Wednesday, August 11, 2010

Jackson and Inner Classes: yes, you can use, but they must be STATIC inner classes

Ok here is something I did not realize up until today: apparently proper usage of inner classes is an area of vast confusion within Java developer community. In fact there are a few web pages that suggest that Jackson could not be used with inner class values.

This is actually both true and false, due to pecularities of Java inner classes. Although inner classes were introduced as early as with Java 1.1 (to make working with AWT and then Swing easier, mostly), not everyone knows enough to use proper kind of inner class.

1. Long story short?

You can use static inner classes like this one:

  public class Outer {
    static class Inner {
      public int getX() { return 5;

for values without any problems. Just make sure that "static" is in there and you are golden.

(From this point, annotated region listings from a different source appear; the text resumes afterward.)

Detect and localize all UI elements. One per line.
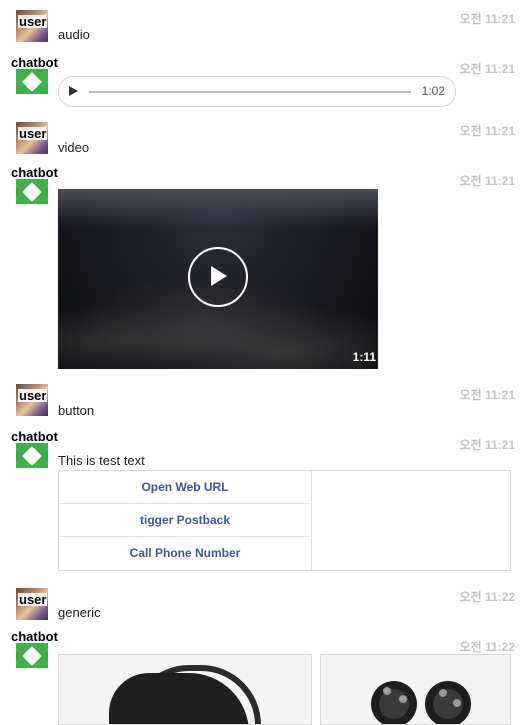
user-avatar: user: [16, 122, 48, 154]
audio-duration: 1:02: [421, 84, 445, 98]
message-timestamp: 오전 11:21: [459, 438, 515, 452]
generic-card[interactable]: [320, 654, 511, 725]
message-timestamp: 오전 11:21: [459, 12, 515, 26]
generic-template-carousel: [58, 654, 511, 725]
message-timestamp: 오전 11:21: [459, 388, 515, 402]
avatar-label: user: [18, 14, 48, 29]
vr-controllers-image: [321, 655, 510, 724]
message-timestamp: 오전 11:21: [459, 62, 515, 76]
trigger-postback-button[interactable]: tigger Postback: [59, 504, 311, 537]
message-timestamp: 오전 11:21: [459, 174, 515, 188]
chatbot-avatar: chatbot: [10, 430, 59, 468]
message-chatbot: chatbot 오전 11:21 1:11: [0, 166, 525, 376]
message-text: video: [58, 140, 90, 155]
left-controller: [371, 681, 417, 724]
message-text: audio: [58, 27, 90, 42]
button-list: Open Web URL tigger Postback Call Phone …: [59, 471, 312, 570]
message-user: user 오전 11:21 button: [0, 376, 525, 430]
message-user: user 오전 11:21 video: [0, 116, 525, 166]
controller-button: [399, 695, 407, 703]
controller-button: [383, 687, 391, 695]
generic-card[interactable]: [58, 654, 312, 725]
button-template-card: Open Web URL tigger Postback Call Phone …: [58, 470, 511, 571]
open-web-url-button[interactable]: Open Web URL: [59, 471, 311, 504]
audio-player[interactable]: 1:02: [58, 76, 456, 107]
chatbot-logo-icon: [22, 72, 42, 92]
user-avatar: user: [16, 384, 48, 416]
audio-progress-track[interactable]: [89, 91, 411, 93]
chatbot-logo-icon: [22, 446, 42, 466]
video-duration: 1:11: [352, 350, 376, 364]
vr-headset-image: [59, 655, 311, 724]
video-frame-sky: [58, 189, 378, 229]
play-icon[interactable]: [211, 266, 227, 286]
chatbot-logo-icon: [22, 182, 42, 202]
avatar-label: user: [18, 388, 48, 403]
play-icon[interactable]: [69, 86, 78, 96]
avatar-label: chatbot: [10, 165, 59, 180]
message-text: This is test text: [58, 453, 145, 468]
avatar-label: chatbot: [10, 429, 59, 444]
right-controller: [425, 681, 471, 724]
avatar-label: user: [18, 126, 48, 141]
message-timestamp: 오전 11:22: [459, 640, 515, 654]
video-player[interactable]: 1:11: [58, 189, 378, 369]
message-chatbot: chatbot 오전 11:21 1:02: [0, 56, 525, 116]
message-chatbot: chatbot 오전 11:21 This is test text Open …: [0, 430, 525, 580]
call-phone-number-button[interactable]: Call Phone Number: [59, 537, 311, 569]
message-text: generic: [58, 605, 101, 620]
chatbot-logo-icon: [22, 646, 42, 666]
message-user: user 오전 11:21 audio: [0, 0, 525, 50]
avatar-label: user: [18, 592, 48, 607]
message-timestamp: 오전 11:21: [459, 124, 515, 138]
avatar-label: chatbot: [10, 55, 59, 70]
avatar-label: chatbot: [10, 629, 59, 644]
user-avatar: user: [16, 588, 48, 620]
message-text: button: [58, 403, 95, 418]
message-timestamp: 오전 11:22: [459, 590, 515, 604]
chatbot-avatar: chatbot: [10, 166, 59, 204]
user-avatar: user: [16, 10, 48, 42]
controller-button: [453, 699, 461, 707]
chatbot-avatar: chatbot: [10, 56, 59, 94]
chatbot-avatar: chatbot: [10, 630, 59, 668]
message-user: user 오전 11:22 generic: [0, 580, 525, 632]
controller-button: [439, 689, 447, 697]
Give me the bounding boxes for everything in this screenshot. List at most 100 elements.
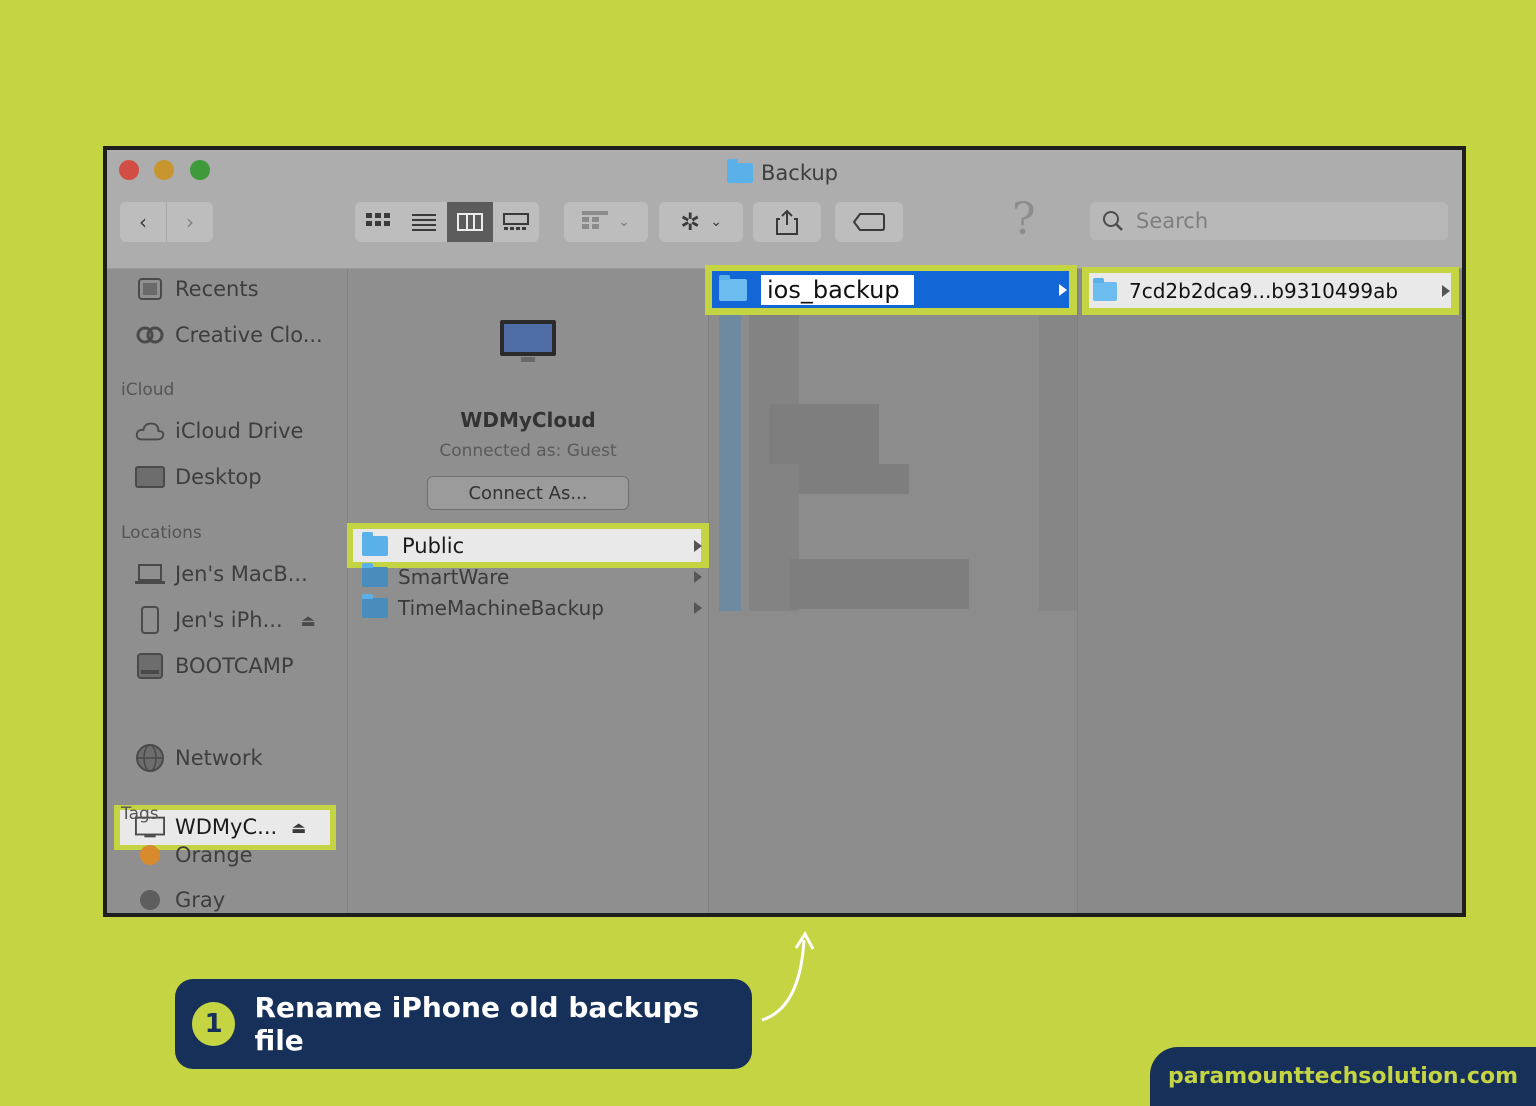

So what is the problem? If you do not add static, resulting class is generally useless for Jackson as well as any other data binding framework (Hibernate, JAXB); can often be serialized, but never serialized into. To understand why, let's go back in time, to late 90s... to time when the first big batch of syntactic sugar was added in Java.

2. Anonymous, static, non-static inner classes?

Basically there are multiple kinds of inner classes: anonymous inner classes are ones used inline (for event handling for example); static ones are ones explicitly declared and have modifier 'static', and non-static ones are like static ones except for the keyword.

The important differentiator here is the keyword "static", or lack thereof. Modifier chosen is not very intuitive, but what it really means is this: non-static inner classes (including anonymous ones) have set of hidden variables added by compiler, passed via (hidden) constructor. And as a consequence, do not have zero-argument ("default") constructor -- even if it might appear one was being used by code.

So basically if you write something like:

  public class Outer {
   class Inner { // non-static
     public int getX() { return 3; }

what compiler actually generates is more like:

public class Outer { ... }

class Outer$Inner {
  private final Outer parent;

  Outer$Inner(Outer p) {
    parent = p;
  public int getX() { return 3; }

(and similarly for anything within "Outer" that code in "Inner" would access)

Why? Because this way code in Inner can actually access all members (including private ones!) within enclosing class; and in case of anonymous (inline) inner classes, even seemingly variables within scope (this is just smoke and mirrors -- final variables are passes as just more hidden constructor arguments).

And static inner classes are then just plain boring classes with no hidden baggage. In fact, they don't really differ from "secondary" classes (non-public classes declared in same source file as the main public class) by anything other than name which uses enclosing class for namespacing.

3. So about Jackson, inner classes... ?

The basic reason for Jackson's refusal to try use non-static inner classes for deserialization (serialization actually works fine) is because there is no general way to instantiate such classes -- there is no zero-argument constructor, nor @JsonCreator annotated other constructors or factory methods (or single-String-argument constructors, but I digress). Jackson can not instantiate them.

In theory one could handle this case if it was known what the enclosing parent class instance was. But realistically this is both complicated and unnecessary -- typically omission of "static" is either accidental, or incidental, and can be added to make things work.